R.PERIASAMI,MEMBER (T) - (1.)The appellant is a container freight station appointed by the Commissioner of Central Excise, Coimbatore as per Ministry of Commerce Circular dated 28 -3 -1994 and they were registered under cargo handling service and discharging regular service tax on all activities undertaken in respect of cargo movement from port to CFS at Tiruppur. The Adjudicating Authority confirmed the demand of service tax of Rs. 19,13,685/ - (Rs. 17,51,903 + Rs. 1,61,782/ -) under Business Support Service in respect of transportation of export cargo from CFS to port of shipment in relation to exports and also imposed equal penalty. Ld. Advocate for the appellant submits that since the appellant is appointed as CFS all their activities are covered under cargo handling service falling under Sec. 65(23) of the Finance Act for which they have already registered and discharging service tax in respect of handling of import cargo. He further submits that Finance Act excludes handling of export cargo from the purview of cargo handling service. Therefore, all activities was exempted from service tax and not chargeable to service tax whereas the department demanded service tax on transport of export cargo under Business Support Service. He further submits that Sec. 65(104c) is not applicable in their case. He also submits that since the activity is in relation to transport of export cargo, if at all it is covered under GTA, and service tax is chargeable under reverse charge basis on the recipient. He submits that the company is a multi -national and each CFS is separate centre for internal purpose and accounted the same as transport income. The entire activity falls under cargo handling service.

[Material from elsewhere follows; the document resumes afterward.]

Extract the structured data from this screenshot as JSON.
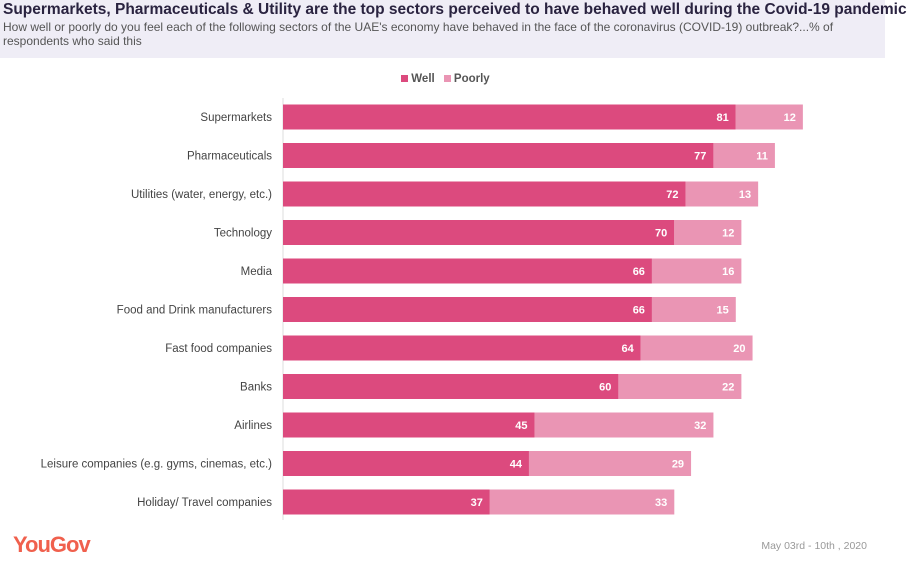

(2.)On the other hand, ld. AR reiterates the findings and submits that they raised a separate invoice for transportations and another invoice for cargo handling which clearly shows that this transportation does not fall under cargo handling service and rightly classifiable under BSS. After hearing both sides, we find that appellants are approved by the Commerce Ministry as CFS at Tiruppur by Public Notice No. 8/95 dated 9 -5 -1995 as container freight terminal. Sec. 65 of Finance Act covers all cargo handling service of loading, unloading, packing and unpacking of cargo and includes cargo handling services provided for freight station. Sec. 65(23) clearly excludes handling of export cargo or passenger baggage or mere transportation of goods. The activities relating to export cargo not chargeable to service tax. Adjudicating authority has not disputed the fact that transportation charges received by the appellant is towards transportation of export cargo from the client from CFS to port of loading. In the present case amount collected towards transportation of export cargo cannot be classifiable under BSS as the appellant is the CFS operator handling of both import and export cargo. Therefore, prima facie appellants have made out a case for total waiver of pre -deposit. Accordingly, there shall be no pre -deposit and grant stay of recovery of the demand in question during pendency of appeal. Stay application is allowed.